Femme, jusqu’alors, sage et pieuse, intolérante à l’injustice et humiliée, elle laissa monter en elle un désir de vengeance terrible qu’elle ne manquerait de faire s’abattre sur ceux l’ayant faite veuve. 

Son désir fut assouvi quelques jours après le supplice de son mari par un stratagème sanglant, monté de toute pièce par ses soins, révélant par la même occasion ses talents d’actrice. Feignant de rentrer d’une partie de chasse éreintante, elle quémanda l’hospitalité à Galois de la Heuse, fidèle de Charles de Blois et seigneur du château Thébaud. A peine l’eut-t-il accueilli qu’il s’écroula : elle venait de lui faire expérimenter les qualités professionnelles de son rémouleur ayant fait de son poignard une arme ne souffrant aucune pitié pour ceux qui s’y frottaient. Charismatique, elle était parvenue à réunir d’anciens vassaux de son mari et avait plaidé auprès d’eux la cause de ce dernier pour justifier sa vengeance. Convaincus, ils tuent, à ses côtés, aveuglément et sans distinction tous les membres du château de Galois de Heuse. 

Discrète, elle avait déjà décampé quand Charles de Blois, arriva au château, ne trouvant sur place qu’un spectacle macabre, abandonné par toute âme qui vive. Impertinente, elle n’honore pas l’invitation d’un roi de France paternaliste, décidé à lui faire entendre raison. Futée, elle a vendit tout son patrimoine et s’acheta un bateau, basculant de la sorte dans le grand camp des fugitifs. Ici, une fugitive en jupons, affublée de 5 marmots. 

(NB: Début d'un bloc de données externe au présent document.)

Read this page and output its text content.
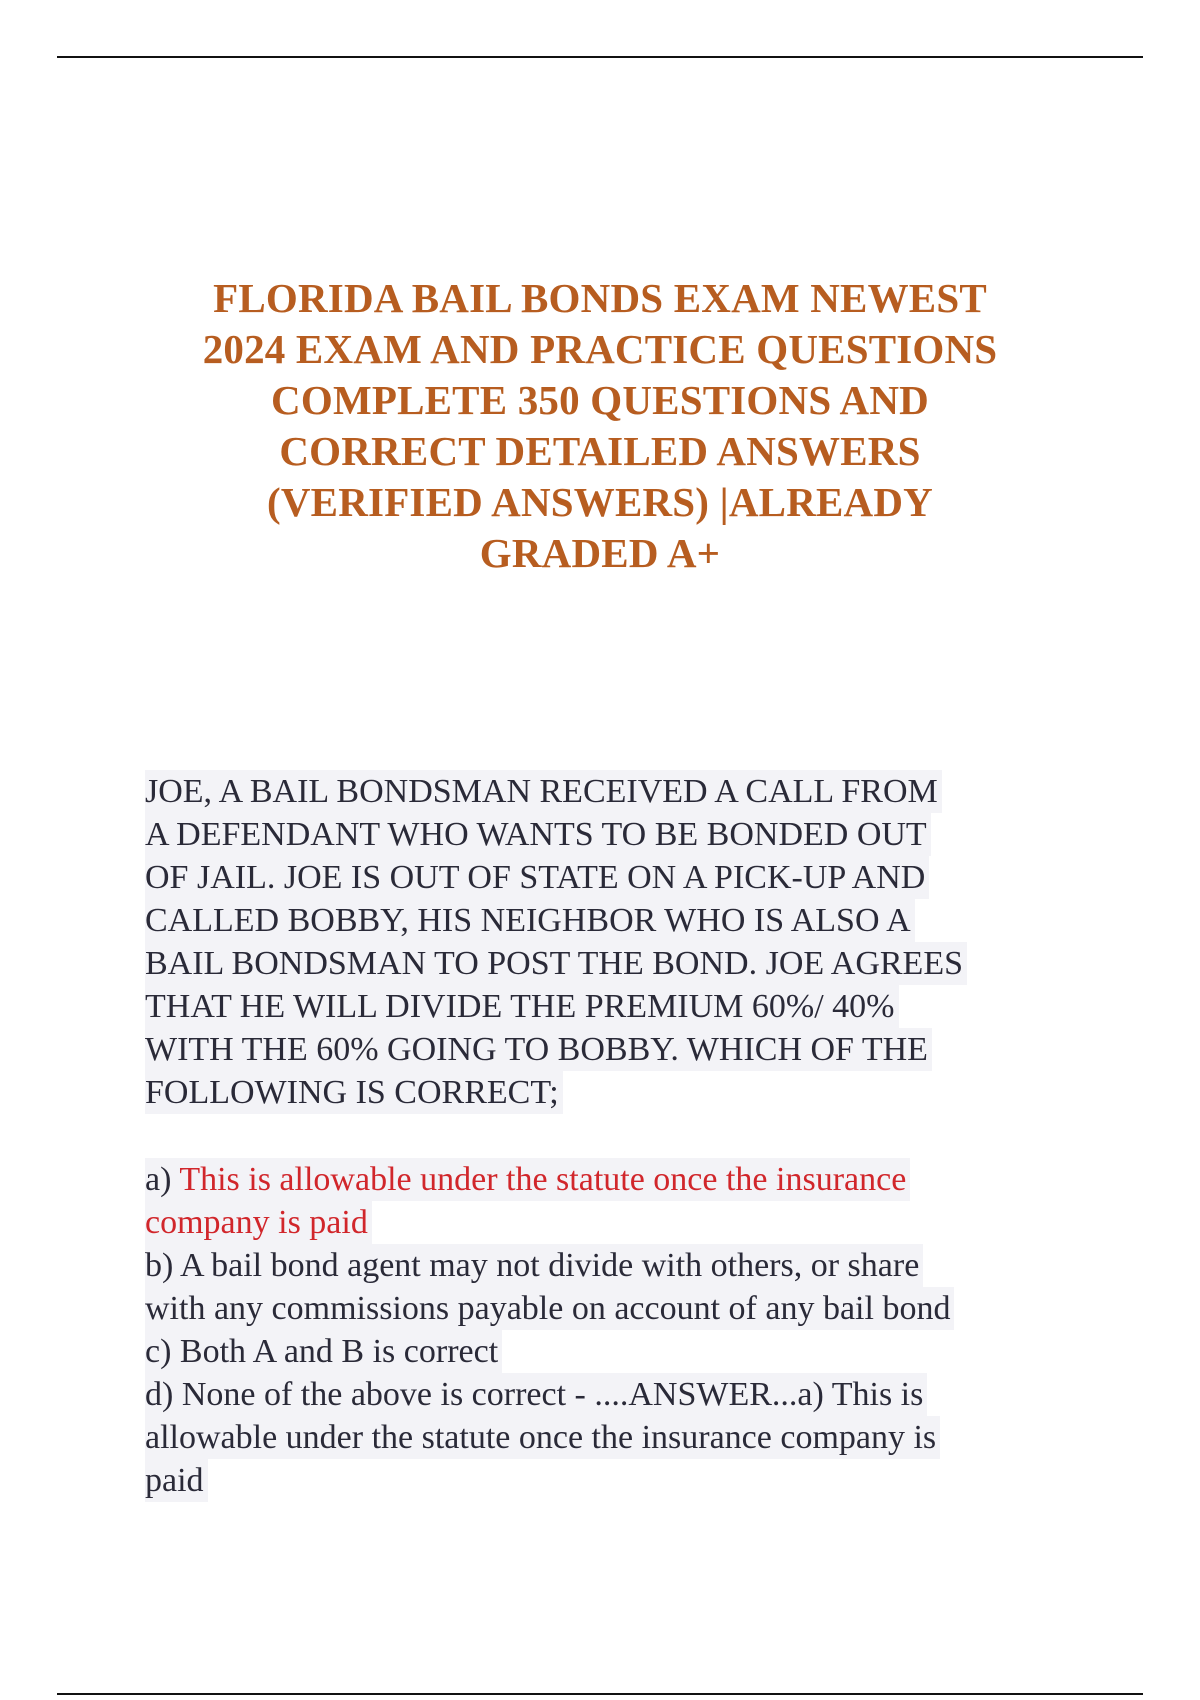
FLORIDA BAIL BONDS EXAM NEWEST
2024 EXAM AND PRACTICE QUESTIONS
COMPLETE 350 QUESTIONS AND
CORRECT DETAILED ANSWERS
(VERIFIED ANSWERS) |ALREADY
GRADED A+
JOE, A BAIL BONDSMAN RECEIVED A CALL FROM
A DEFENDANT WHO WANTS TO BE BONDED OUT
OF JAIL. JOE IS OUT OF STATE ON A PICK-UP AND
CALLED BOBBY, HIS NEIGHBOR WHO IS ALSO A
BAIL BONDSMAN TO POST THE BOND. JOE AGREES
THAT HE WILL DIVIDE THE PREMIUM 60%/ 40%
WITH THE 60% GOING TO BOBBY. WHICH OF THE
FOLLOWING IS CORRECT;
a) This is allowable under the statute once the insurance
company is paid
b) A bail bond agent may not divide with others, or share
with any commissions payable on account of any bail bond
c) Both A and B is correct
d) None of the above is correct - ....ANSWER...a) This is
allowable under the statute once the insurance company is
paid
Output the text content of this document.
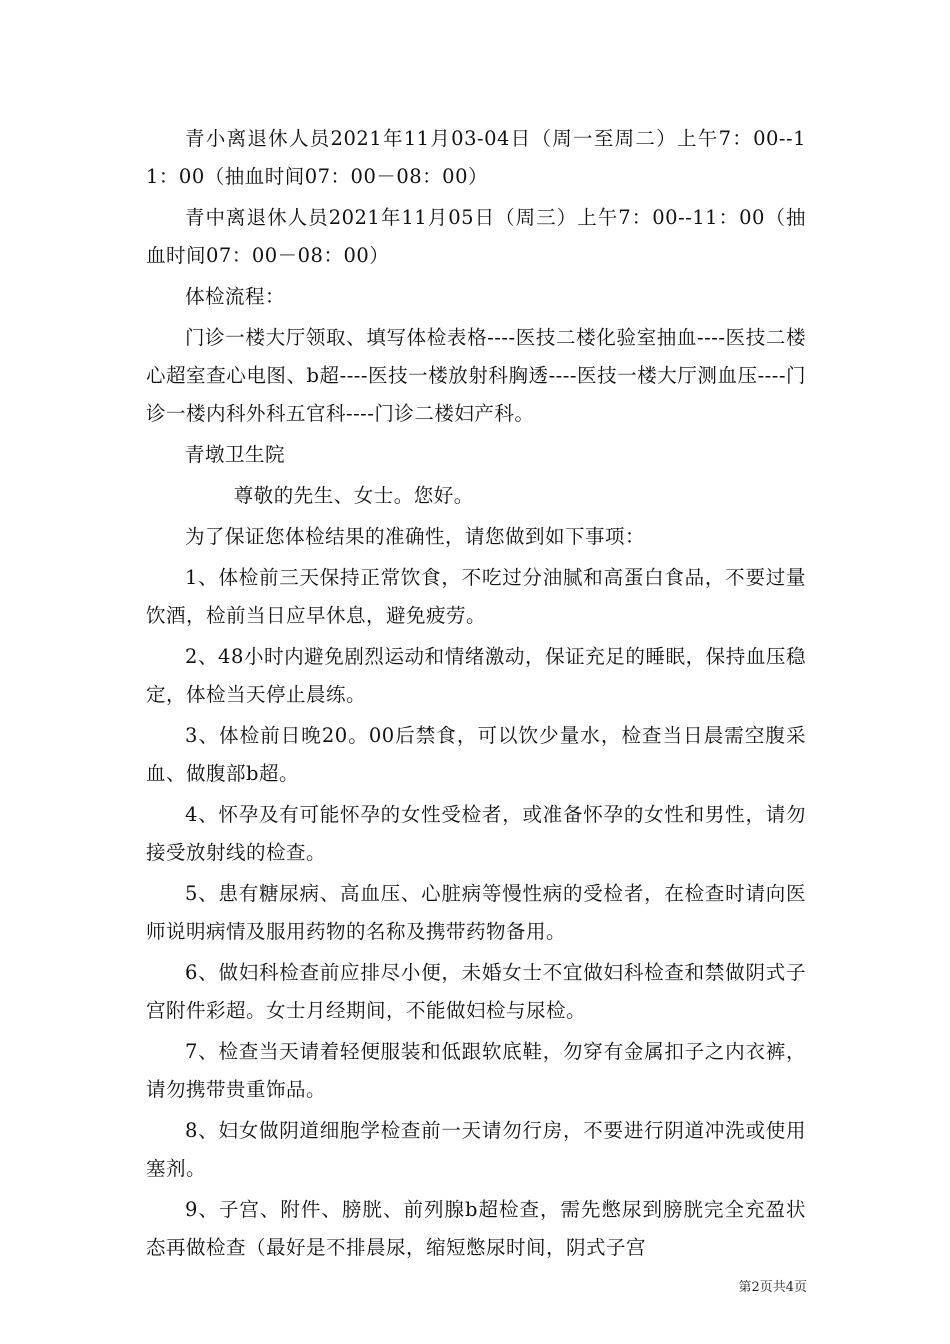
青小离退休人员2021年11月03-04日（周一至周二）上午7：00--11：00（抽血时间07：00－08：00）

青中离退休人员2021年11月05日（周三）上午7：00--11：00（抽血时间07：00－08：00）

体检流程：

门诊一楼大厅领取、填写体检表格----医技二楼化验室抽血----医技二楼心超室查心电图、b超----医技一楼放射科胸透----医技一楼大厅测血压----门诊一楼内科外科五官科----门诊二楼妇产科。

青墩卫生院

尊敬的先生、女士。您好。

为了保证您体检结果的准确性，请您做到如下事项：

1、体检前三天保持正常饮食，不吃过分油腻和高蛋白食品，不要过量饮酒，检前当日应早休息，避免疲劳。

2、48小时内避免剧烈运动和情绪激动，保证充足的睡眠，保持血压稳定，体检当天停止晨练。

3、体检前日晚20。00后禁食，可以饮少量水，检查当日晨需空腹采血、做腹部b超。

4、怀孕及有可能怀孕的女性受检者，或准备怀孕的女性和男性，请勿接受放射线的检查。

5、患有糖尿病、高血压、心脏病等慢性病的受检者，在检查时请向医师说明病情及服用药物的名称及携带药物备用。

6、做妇科检查前应排尽小便，未婚女士不宜做妇科检查和禁做阴式子宫附件彩超。女士月经期间，不能做妇检与尿检。

7、检查当天请着轻便服装和低跟软底鞋，勿穿有金属扣子之内衣裤，请勿携带贵重饰品。

8、妇女做阴道细胞学检查前一天请勿行房，不要进行阴道冲洗或使用塞剂。

9、子宫、附件、膀胱、前列腺b超检查，需先憋尿到膀胱完全充盈状态再做检查（最好是不排晨尿，缩短憋尿时间，阴式子宫

第2页共4页
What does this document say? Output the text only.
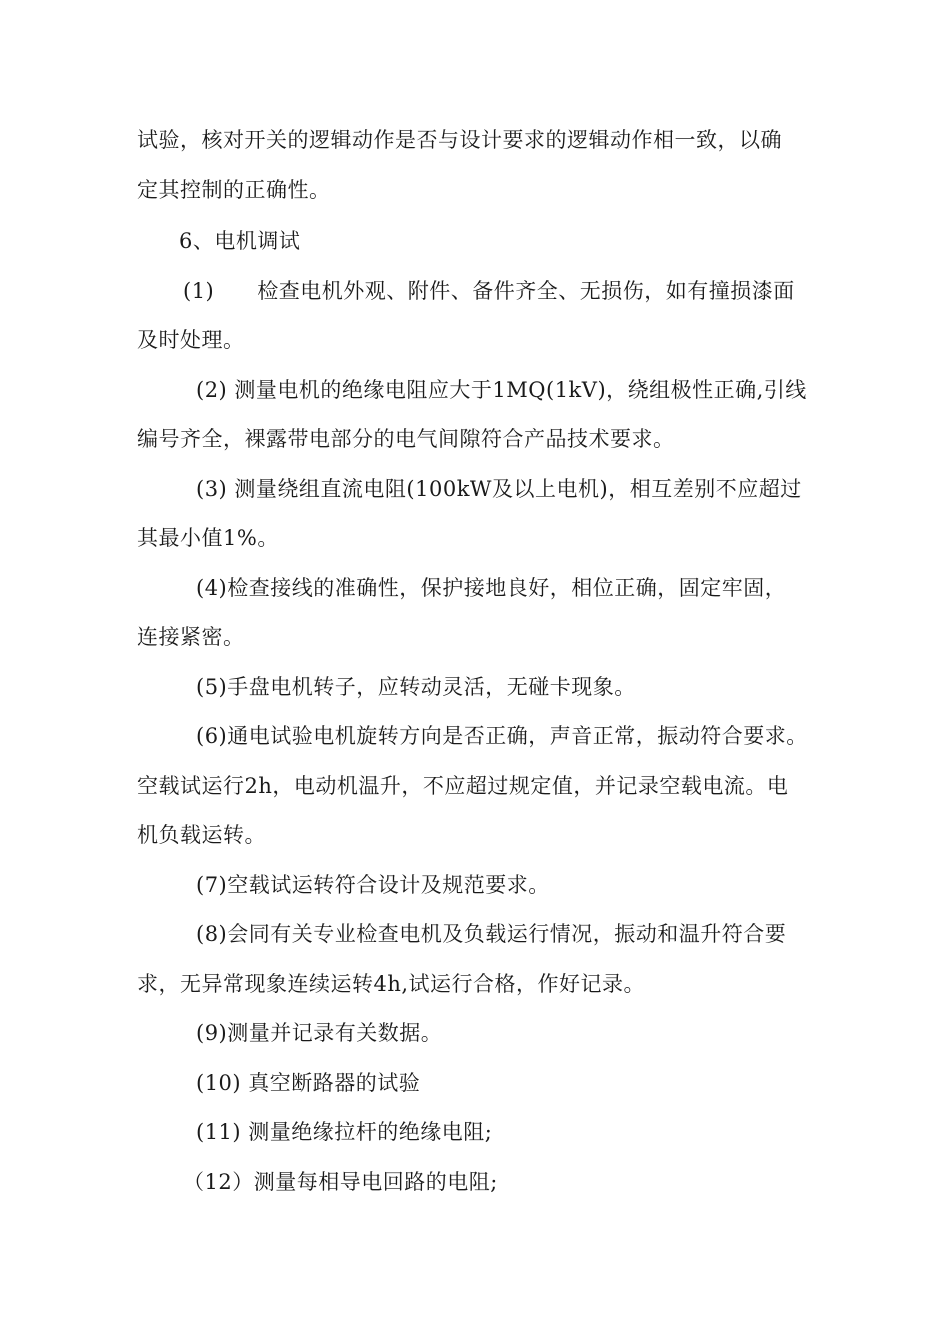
试验，核对开关的逻辑动作是否与设计要求的逻辑动作相一致，以确
定其控制的正确性。
6、电机调试
(1)　　检查电机外观、附件、备件齐全、无损伤，如有撞损漆面
及时处理。
(2) 测量电机的绝缘电阻应大于1MQ(1kV)，绕组极性正确,引线
编号齐全，裸露带电部分的电气间隙符合产品技术要求。
(3) 测量绕组直流电阻(100kW及以上电机)，相互差别不应超过
其最小值1%。
(4)检查接线的准确性，保护接地良好，相位正确，固定牢固，
连接紧密。
(5)手盘电机转子，应转动灵活，无碰卡现象。
(6)通电试验电机旋转方向是否正确，声音正常，振动符合要求。
空载试运行2h，电动机温升，不应超过规定值，并记录空载电流。电
机负载运转。
(7)空载试运转符合设计及规范要求。
(8)会同有关专业检查电机及负载运行情况，振动和温升符合要
求，无异常现象连续运转4h,试运行合格，作好记录。
(9)测量并记录有关数据。
(10) 真空断路器的试验
(11) 测量绝缘拉杆的绝缘电阻;
（12）测量每相导电回路的电阻;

Elle se rend en Angleterre pour réclamer le soutien de Grégoire III qui lui offre volontiers. A la fin de l’année 1343, elle est bannie du royaume de France. La vengeance semblant être un plat appétissant, elle ne s’arrête pas là. Grâce à ses économies, elle fait armer trois navires et écume les mers pendant plusieurs mois, tirant systématiquement sur les bateaux Français. Elle pose parfois pied à terre en Normandie pour piller quelques châteaux avant de s’évaporer à nouveau dans la brume marine. Elle impressionne par sa beauté, son courage, sa férocité et sa capacité à mener sa vengeance ses enfants sous le bras. Loin de se borner à la seule remise en cause du prestige et de l’autorité royale, son entreprise affaiblit grandement le commerce extérieur français. 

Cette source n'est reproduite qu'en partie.